Financial Sun Life shares jumped on Thursday after reporting a second quarter profit that was better than estimates and announced its UK business sales and asset management partnerships with buyers, Phoenix Group Holdings.

Previously on Thursday, Canada’s second largest living insurance company agreed to sell a closed business in the UK to Phoenix at a price of 248 million pounds ($ 301 million), and became a strategic asset management partner, managing around C $ 9 billion ($ 7 billion) from Matahari General Account Life Uk.

Sun Life hopes to get a “good deduction” from the Phoenix plan worth $ 25 billion to be used in North American’s fixed income and alternative investments for the next five years, CEO Kevin Strain said on an analyst on Thursday.
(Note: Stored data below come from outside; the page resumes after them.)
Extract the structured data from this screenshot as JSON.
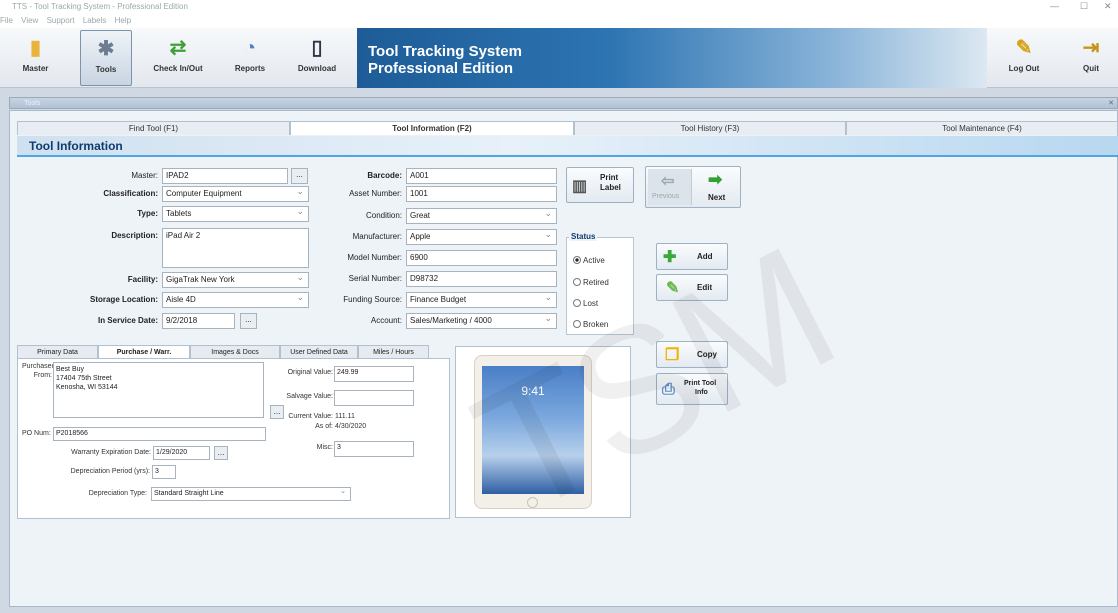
{
  "window": {
    "title": "TTS - Tool Tracking System - Professional Edition",
    "menu": [
      "File",
      "View",
      "Support",
      "Labels",
      "Help"
    ]
  },
  "toolbar": {
    "buttons": [
      "Master",
      "Tools",
      "Check In/Out",
      "Reports",
      "Download",
      "Log Out",
      "Quit"
    ],
    "active": "Tools",
    "icons": [
      "folder-icon",
      "tools-icon",
      "swap-arrows-icon",
      "pie-chart-icon",
      "mobile-device-icon",
      "broom-icon",
      "exit-icon"
    ]
  },
  "brand": {
    "line1": "Tool Tracking System",
    "line2": "Professional Edition"
  },
  "doc_tab": "Tools",
  "tabs": {
    "items": [
      "Find Tool (F1)",
      "Tool Information (F2)",
      "Tool History (F3)",
      "Tool Maintenance (F4)"
    ],
    "active": 1
  },
  "section_title": "Tool Information",
  "form": {
    "master_label": "Master:",
    "master_value": "IPAD2",
    "classification_label": "Classification:",
    "classification_value": "Computer Equipment",
    "type_label": "Type:",
    "type_value": "Tablets",
    "description_label": "Description:",
    "description_value": "iPad Air 2",
    "facility_label": "Facility:",
    "facility_value": "GigaTrak New York",
    "storage_label": "Storage Location:",
    "storage_value": "Aisle 4D",
    "inservice_label": "In Service Date:",
    "inservice_value": "9/2/2018",
    "barcode_label": "Barcode:",
    "barcode_value": "A001",
    "asset_label": "Asset Number:",
    "asset_value": "1001",
    "condition_label": "Condition:",
    "condition_value": "Great",
    "manufacturer_label": "Manufacturer:",
    "manufacturer_value": "Apple",
    "model_label": "Model Number:",
    "model_value": "6900",
    "serial_label": "Serial Number:",
    "serial_value": "D98732",
    "funding_label": "Funding Source:",
    "funding_value": "Finance Budget",
    "account_label": "Account:",
    "account_value": "Sales/Marketing / 4000",
    "ellipsis": "..."
  },
  "print_label": {
    "line1": "Print",
    "line2": "Label"
  },
  "status": {
    "title": "Status",
    "options": [
      "Active",
      "Retired",
      "Lost",
      "Broken"
    ],
    "selected": "Active"
  },
  "nav": {
    "previous": "Previous",
    "next": "Next"
  },
  "actions": {
    "add": "Add",
    "edit": "Edit",
    "copy": "Copy",
    "print_tool_1": "Print Tool",
    "print_tool_2": "Info"
  },
  "subtabs": {
    "items": [
      "Primary Data",
      "Purchase / Warr.",
      "Images & Docs",
      "User Defined Data",
      "Miles / Hours"
    ],
    "active": 1
  },
  "purchase": {
    "from_label_1": "Purchased",
    "from_label_2": "From:",
    "from_lines": [
      "Best Buy",
      "17404 75th Street",
      "Kenosha, WI 53144"
    ],
    "po_label": "PO Num:",
    "po_value": "P2018566",
    "warranty_label": "Warranty Expiration Date:",
    "warranty_value": "1/29/2020",
    "dep_period_label": "Depreciation Period (yrs):",
    "dep_period_value": "3",
    "dep_type_label": "Depreciation Type:",
    "dep_type_value": "Standard Straight Line",
    "original_label": "Original Value:",
    "original_value": "249.99",
    "salvage_label": "Salvage Value:",
    "salvage_value": "",
    "current_label": "Current Value:",
    "current_value": "111.11",
    "asof_label": "As of:",
    "asof_value": "4/30/2020",
    "misc_label": "Misc:",
    "misc_value": "3"
  },
  "photo": {
    "clock": "9:41"
  },
  "watermark": "TSM"
}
He added that it would redeem some lost income and support income.

Strain says Sun Life has no current plans to sell other closed blocks, including the payment annuity of the British business, which is maintained, and the business of individual life (IFM) in the United States.
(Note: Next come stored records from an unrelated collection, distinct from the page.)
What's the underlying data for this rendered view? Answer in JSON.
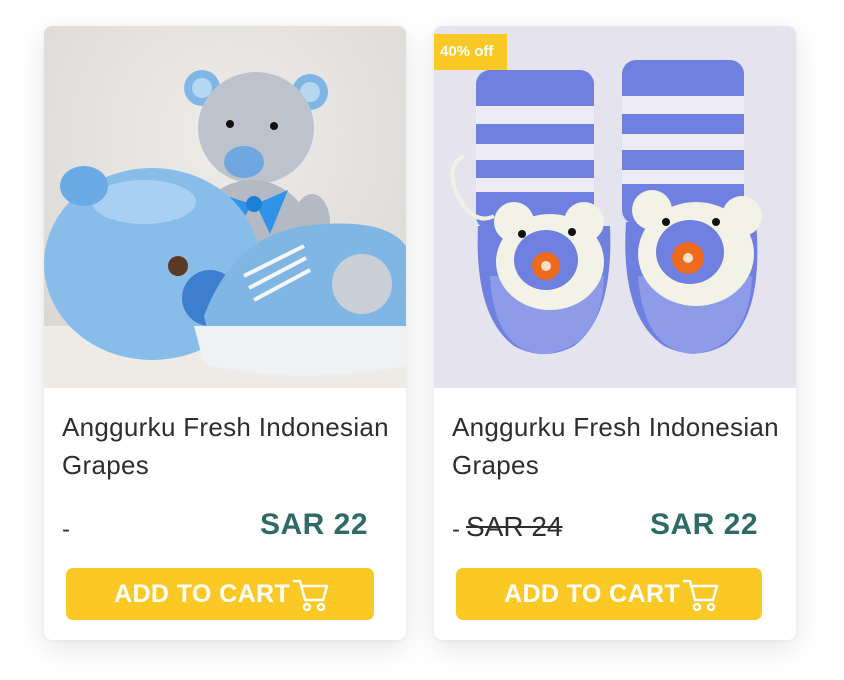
{
  "products": [
    {
      "image_alt": "crochet-teddy-bear-and-baby-shoes",
      "title": "Anggurku Fresh Indonesian Grapes",
      "dash": "-",
      "old_price": "",
      "price": "SAR 22",
      "button_label": "ADD TO CART",
      "button_icon": "cart-icon"
    },
    {
      "image_alt": "knitted-baby-booties-with-bear-faces",
      "badge": "40% off",
      "title": "Anggurku Fresh Indonesian Grapes",
      "dash": "-",
      "old_price": "SAR 24",
      "price": "SAR 22",
      "button_label": "ADD TO CART",
      "button_icon": "cart-icon"
    }
  ],
  "colors": {
    "accent": "#fbc926",
    "price": "#2f6b66",
    "text": "#2e2e2e"
  }
}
We like the closed block dynamics,” Strain told Reuters, adding this business to generate strong cash income and flow and good return for at least 10 years.

Sun Life shares rose 2.8% to C $ 60.80 in the afternoon trading in Toronto on Thursday, on the path for the highest closure in almost eight weeks. Toronto stock benchmark rose 0.14%.

On Wednesday night, Sun Life reported core income per share C $ 1.52, defeating the estimated analyst from C $ 1.39, assisted by an increase in the U.S. Business. unit.

The executive of Sun Life said the provider of the benefits of US Dentaquest, the acquisition was closed on June 1, would help encourage its 10% purpose of organic growth in the business of the U.S. Group Benefits.

Dentaquest has become a growth machine during its history,” and Fishbein, President of the U.S. Unit, said the call analyst. “We think there is a lot of potential in the Dentaquest business in various fields to continue to win new government contracts.”

He warned that this business was “very thick” with a small but very large contract that could cause sporadic growth in income.